Sin embargo, lo más perdurable de esta película tan propia de su tiempo, proviene una vez más en la destreza con la que Castle, sin orillar la recurrencia a trucos y servilismos visuales –el recurso al zoom para acentuar sobresaltos y elementos sorpresa-, sabe plasmar una atmósfera malsana. Es algo que proviene por un lado en su querencia a planos largos, dominados por panorámicas descriptivas. En esa casi enfermiza presencia de relojes a lo largo de la mansión de los Trent –el sonido de los que se encuentran dispuestos en la escalera principal, casi deviene asfixiante-. En la inicial presencia de esa encarnación humana del amante de Irene –interpretado por Lloyd Bochner-, que en los primeros instantes, llega a adquirir en el relato una entidad inquietante y romántica al mismo tiempo.

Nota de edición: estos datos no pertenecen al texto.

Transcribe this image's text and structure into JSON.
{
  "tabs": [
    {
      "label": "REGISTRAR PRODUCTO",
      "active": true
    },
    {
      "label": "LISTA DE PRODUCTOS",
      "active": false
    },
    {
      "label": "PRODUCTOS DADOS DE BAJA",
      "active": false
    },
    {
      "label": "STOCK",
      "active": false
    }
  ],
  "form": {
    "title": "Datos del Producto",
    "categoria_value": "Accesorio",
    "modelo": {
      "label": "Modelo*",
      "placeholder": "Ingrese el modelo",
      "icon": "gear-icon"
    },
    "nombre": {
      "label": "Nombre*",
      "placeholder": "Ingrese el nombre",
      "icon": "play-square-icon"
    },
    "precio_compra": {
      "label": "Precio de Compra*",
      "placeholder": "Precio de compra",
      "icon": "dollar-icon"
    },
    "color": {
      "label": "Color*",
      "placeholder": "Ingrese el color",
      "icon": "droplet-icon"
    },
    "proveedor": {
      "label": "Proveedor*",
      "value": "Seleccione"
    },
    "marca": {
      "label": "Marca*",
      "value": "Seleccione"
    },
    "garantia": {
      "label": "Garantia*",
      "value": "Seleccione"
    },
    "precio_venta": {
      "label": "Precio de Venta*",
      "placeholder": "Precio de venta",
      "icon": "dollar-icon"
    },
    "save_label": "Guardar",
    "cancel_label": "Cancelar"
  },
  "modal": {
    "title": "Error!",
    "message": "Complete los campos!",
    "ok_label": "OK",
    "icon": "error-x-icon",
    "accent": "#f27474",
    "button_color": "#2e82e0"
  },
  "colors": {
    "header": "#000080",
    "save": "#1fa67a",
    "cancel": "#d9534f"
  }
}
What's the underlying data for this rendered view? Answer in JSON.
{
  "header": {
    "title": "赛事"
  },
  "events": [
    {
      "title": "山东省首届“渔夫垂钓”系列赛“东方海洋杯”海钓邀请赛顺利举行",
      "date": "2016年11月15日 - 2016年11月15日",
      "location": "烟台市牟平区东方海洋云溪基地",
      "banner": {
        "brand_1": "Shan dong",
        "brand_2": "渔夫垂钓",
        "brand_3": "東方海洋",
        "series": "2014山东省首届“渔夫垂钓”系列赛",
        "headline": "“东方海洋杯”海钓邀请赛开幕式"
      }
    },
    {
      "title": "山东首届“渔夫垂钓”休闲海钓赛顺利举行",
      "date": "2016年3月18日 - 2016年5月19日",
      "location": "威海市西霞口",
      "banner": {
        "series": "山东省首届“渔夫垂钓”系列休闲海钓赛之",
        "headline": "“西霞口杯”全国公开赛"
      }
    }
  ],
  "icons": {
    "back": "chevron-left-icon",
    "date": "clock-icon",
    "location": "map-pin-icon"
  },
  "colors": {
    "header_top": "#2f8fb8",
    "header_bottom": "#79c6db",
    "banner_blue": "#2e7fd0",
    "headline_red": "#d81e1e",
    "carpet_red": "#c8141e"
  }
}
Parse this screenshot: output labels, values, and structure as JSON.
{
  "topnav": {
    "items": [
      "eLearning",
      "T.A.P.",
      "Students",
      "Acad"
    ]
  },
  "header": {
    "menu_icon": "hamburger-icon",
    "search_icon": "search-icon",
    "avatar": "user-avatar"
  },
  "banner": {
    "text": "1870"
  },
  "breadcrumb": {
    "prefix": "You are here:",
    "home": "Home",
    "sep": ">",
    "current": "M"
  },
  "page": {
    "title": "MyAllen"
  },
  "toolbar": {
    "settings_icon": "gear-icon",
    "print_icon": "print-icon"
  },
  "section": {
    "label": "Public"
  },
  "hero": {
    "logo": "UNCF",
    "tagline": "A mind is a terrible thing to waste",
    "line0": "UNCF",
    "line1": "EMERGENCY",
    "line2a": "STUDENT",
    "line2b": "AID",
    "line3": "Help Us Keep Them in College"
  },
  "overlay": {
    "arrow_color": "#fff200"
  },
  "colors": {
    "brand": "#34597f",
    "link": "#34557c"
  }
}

O, en definitiva, en esa secuencia descrita en una extraña capilla, donde el inconsciente amante e Irene, están dispuestos a contraer matrimonio, acompañado por unas inquietantes y amenazadoras figuras. Por momentos, uniendo a la situación la presencia de Bochner, partícipe de algunos de sus episodios, uno evoca en estas imágenes, adornadas por la sinuosa iluminación en blanco y negro de Harold E. Stine, el eco de aquella maravillosa serie que surgiría poco después, aunando en su desarrollo la simbiosis de varios géneros, llamada THE WILD WILD WEST (Jim West, 1965-1969). Esa mezcla de relato inquietante y tramposo al mismo tiempo. Esa combinación de decadencia y seguidismo de golpes de efecto, es la que marca el alcance y los límites al mismo tiempo, que una vez más culminará con estupefacción y una mirada irónica, habitual en Castle –ese rótulo final que apela a los dulces sueños-, casi como queriendo expresar que, en realidad, el propio cineasta ratificaba el artificio, de aquello que narraba en sus imágenes.